Insgesamt geht Heidrich wieder von einer sehr ausgeglichenen Liga aus mit den selbst ernannten Aufstiegsanwärtern SV Sandhausen und Dynamo Dresden als Favoriten. «Bielefeld und Regensburg werden auch nicht für ein weiteres Jahr Dritte Liga planen und versuchen, so schnell wie möglich wieder hochzugehen. Und dann sind da noch die ganzen Kaliber mit 1860 München, Saarbrücken, Mannheim und Ingolstadt, die schon irgendwo den Anspruch haben. Viktoria Köln ist nicht zu unterschätzen. Es wird spannend sein zu beobachten, wo wir uns einreihen», sagte der 45-Jährige.
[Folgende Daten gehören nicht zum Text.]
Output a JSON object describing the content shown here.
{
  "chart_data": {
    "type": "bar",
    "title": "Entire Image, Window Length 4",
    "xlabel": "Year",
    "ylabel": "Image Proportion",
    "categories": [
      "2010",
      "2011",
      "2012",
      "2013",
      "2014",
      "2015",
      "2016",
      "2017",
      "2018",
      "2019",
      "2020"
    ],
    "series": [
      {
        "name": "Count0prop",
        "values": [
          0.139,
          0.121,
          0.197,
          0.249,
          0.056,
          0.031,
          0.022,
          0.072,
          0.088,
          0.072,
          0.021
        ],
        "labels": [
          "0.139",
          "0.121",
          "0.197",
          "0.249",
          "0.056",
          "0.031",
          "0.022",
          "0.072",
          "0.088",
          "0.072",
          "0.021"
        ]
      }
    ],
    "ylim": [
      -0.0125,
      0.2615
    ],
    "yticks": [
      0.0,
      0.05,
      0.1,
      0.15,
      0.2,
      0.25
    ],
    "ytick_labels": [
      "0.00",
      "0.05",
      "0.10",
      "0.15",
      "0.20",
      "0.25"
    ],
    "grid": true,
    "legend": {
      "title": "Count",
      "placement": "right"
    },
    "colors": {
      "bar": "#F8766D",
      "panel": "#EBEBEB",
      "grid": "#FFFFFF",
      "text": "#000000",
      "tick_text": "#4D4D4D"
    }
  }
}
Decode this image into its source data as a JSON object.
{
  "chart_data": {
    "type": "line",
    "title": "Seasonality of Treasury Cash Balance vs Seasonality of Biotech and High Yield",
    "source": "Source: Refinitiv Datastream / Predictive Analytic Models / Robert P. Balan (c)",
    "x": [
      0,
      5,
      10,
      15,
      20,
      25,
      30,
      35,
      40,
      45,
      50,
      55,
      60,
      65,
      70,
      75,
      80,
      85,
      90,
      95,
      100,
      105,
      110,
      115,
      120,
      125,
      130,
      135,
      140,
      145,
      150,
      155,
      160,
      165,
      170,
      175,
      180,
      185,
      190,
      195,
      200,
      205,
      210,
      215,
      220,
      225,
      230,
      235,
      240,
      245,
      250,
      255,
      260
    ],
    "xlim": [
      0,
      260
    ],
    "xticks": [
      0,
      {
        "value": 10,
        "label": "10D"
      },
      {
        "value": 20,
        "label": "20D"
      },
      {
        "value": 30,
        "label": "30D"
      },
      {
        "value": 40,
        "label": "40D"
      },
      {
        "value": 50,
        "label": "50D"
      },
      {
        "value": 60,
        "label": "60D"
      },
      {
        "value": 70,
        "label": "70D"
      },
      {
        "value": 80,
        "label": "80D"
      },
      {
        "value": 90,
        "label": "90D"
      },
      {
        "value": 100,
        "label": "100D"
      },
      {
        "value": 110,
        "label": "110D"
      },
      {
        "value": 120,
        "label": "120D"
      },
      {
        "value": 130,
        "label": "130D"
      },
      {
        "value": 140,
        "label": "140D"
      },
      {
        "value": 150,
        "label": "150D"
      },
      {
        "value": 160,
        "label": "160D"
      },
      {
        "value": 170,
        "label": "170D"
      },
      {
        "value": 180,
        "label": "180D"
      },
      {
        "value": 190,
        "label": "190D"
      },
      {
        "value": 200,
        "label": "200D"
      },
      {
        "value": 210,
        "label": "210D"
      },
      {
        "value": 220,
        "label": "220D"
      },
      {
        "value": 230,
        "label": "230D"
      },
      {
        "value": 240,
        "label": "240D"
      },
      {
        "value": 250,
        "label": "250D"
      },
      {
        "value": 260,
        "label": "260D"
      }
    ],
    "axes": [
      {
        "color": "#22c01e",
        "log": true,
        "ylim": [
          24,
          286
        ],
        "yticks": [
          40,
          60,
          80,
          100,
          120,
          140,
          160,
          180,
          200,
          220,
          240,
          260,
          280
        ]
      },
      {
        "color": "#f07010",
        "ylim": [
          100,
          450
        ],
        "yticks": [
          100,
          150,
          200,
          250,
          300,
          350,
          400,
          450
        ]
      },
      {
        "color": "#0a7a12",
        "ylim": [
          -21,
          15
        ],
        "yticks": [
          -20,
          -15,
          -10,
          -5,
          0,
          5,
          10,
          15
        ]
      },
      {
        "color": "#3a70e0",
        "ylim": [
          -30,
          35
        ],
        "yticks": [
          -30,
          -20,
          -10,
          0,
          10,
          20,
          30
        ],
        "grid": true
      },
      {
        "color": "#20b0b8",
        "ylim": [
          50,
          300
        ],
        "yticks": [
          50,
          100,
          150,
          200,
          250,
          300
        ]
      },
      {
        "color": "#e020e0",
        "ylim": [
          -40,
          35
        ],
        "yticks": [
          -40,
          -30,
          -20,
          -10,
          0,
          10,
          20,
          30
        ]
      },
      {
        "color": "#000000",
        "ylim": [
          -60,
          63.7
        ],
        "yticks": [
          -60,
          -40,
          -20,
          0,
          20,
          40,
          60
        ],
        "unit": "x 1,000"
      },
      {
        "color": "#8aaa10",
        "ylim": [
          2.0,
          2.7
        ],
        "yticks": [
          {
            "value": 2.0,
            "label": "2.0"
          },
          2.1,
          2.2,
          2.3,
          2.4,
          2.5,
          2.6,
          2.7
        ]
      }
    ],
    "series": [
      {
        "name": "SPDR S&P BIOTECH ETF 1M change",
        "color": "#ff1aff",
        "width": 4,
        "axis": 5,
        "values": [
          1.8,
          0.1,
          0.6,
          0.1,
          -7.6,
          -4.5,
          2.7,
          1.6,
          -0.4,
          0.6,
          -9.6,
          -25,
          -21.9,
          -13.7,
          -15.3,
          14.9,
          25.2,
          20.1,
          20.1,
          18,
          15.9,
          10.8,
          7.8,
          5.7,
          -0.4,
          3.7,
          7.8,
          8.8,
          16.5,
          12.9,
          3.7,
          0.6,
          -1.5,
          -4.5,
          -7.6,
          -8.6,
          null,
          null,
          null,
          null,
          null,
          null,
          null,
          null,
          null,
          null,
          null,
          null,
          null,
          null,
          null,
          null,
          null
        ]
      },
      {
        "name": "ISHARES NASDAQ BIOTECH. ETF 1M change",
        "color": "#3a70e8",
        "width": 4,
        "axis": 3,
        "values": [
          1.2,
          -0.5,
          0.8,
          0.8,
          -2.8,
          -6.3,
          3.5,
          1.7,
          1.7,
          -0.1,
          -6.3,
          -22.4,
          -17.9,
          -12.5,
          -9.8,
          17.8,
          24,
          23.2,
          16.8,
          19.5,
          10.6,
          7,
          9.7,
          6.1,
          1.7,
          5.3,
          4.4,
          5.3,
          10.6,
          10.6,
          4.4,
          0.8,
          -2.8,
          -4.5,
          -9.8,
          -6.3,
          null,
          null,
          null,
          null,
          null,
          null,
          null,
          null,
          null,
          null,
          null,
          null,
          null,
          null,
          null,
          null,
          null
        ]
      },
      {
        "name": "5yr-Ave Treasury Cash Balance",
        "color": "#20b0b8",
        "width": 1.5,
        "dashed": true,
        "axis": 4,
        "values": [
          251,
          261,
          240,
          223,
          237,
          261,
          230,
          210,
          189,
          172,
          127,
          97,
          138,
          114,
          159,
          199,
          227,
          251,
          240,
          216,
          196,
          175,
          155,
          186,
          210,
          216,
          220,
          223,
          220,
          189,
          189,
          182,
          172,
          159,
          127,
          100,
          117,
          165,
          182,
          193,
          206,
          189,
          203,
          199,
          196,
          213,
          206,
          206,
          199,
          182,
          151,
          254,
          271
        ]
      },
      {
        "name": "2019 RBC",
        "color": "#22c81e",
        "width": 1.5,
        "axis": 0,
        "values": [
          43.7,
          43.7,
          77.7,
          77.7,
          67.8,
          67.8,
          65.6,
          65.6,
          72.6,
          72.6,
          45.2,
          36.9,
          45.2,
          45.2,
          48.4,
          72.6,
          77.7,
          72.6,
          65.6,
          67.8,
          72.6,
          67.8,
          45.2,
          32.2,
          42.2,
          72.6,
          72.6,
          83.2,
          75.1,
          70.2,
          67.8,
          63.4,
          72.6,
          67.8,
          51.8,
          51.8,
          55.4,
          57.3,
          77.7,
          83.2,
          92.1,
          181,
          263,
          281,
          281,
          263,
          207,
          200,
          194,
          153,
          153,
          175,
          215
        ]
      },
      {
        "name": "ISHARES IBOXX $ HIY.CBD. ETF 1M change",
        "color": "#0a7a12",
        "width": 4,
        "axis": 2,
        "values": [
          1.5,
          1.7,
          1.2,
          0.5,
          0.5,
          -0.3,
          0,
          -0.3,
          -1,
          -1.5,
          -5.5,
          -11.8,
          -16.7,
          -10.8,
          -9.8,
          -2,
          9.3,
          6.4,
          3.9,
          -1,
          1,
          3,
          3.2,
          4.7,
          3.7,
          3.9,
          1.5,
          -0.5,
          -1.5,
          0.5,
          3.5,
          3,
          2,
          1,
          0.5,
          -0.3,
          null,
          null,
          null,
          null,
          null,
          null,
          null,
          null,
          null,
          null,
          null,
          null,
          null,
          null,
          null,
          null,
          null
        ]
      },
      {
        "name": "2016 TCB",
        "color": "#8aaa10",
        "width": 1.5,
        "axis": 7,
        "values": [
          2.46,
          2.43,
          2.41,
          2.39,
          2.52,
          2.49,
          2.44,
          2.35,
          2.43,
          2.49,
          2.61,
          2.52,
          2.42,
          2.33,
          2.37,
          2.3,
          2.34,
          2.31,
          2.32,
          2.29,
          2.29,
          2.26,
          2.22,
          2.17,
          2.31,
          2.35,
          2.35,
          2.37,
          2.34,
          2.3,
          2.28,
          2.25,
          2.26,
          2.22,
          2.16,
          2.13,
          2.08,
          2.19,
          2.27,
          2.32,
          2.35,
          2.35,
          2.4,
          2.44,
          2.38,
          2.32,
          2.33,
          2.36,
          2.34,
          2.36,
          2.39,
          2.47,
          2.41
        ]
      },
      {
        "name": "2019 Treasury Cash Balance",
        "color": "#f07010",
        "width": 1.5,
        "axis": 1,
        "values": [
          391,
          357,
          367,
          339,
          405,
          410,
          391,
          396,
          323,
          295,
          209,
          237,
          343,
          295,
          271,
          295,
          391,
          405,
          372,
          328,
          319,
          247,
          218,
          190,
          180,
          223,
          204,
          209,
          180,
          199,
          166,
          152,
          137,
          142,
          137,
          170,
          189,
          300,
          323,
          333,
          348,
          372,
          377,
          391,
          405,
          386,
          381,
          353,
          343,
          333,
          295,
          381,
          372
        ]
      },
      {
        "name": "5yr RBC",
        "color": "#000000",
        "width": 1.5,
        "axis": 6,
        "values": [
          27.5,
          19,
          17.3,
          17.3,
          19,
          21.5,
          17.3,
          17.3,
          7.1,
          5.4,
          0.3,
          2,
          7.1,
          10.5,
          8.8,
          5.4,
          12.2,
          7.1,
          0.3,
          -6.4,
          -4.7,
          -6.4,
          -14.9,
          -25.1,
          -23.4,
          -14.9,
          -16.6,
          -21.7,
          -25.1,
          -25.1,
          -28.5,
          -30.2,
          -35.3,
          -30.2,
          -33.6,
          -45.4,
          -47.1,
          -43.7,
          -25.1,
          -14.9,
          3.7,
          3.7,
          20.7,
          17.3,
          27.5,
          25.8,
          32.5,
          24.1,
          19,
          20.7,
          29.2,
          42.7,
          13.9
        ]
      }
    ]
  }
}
Sowohl mit dem Kader als auch mit dem Mannschaftsgefüge und dem Vorbereitungsstand ist Heidrich zwei Wochen vor dem Saisonstart zufrieden. «Aber es fehlen natürlich die Spiele und der Druck in bestimmten Phasen. Du weißt nicht, wie das Team reagiert, sollte der Start nicht gelingen: Bleibt die Truppe dann zusammen? Das werden wir alle sehen. Aber die Grundvoraussetzungen sind erst mal gut.»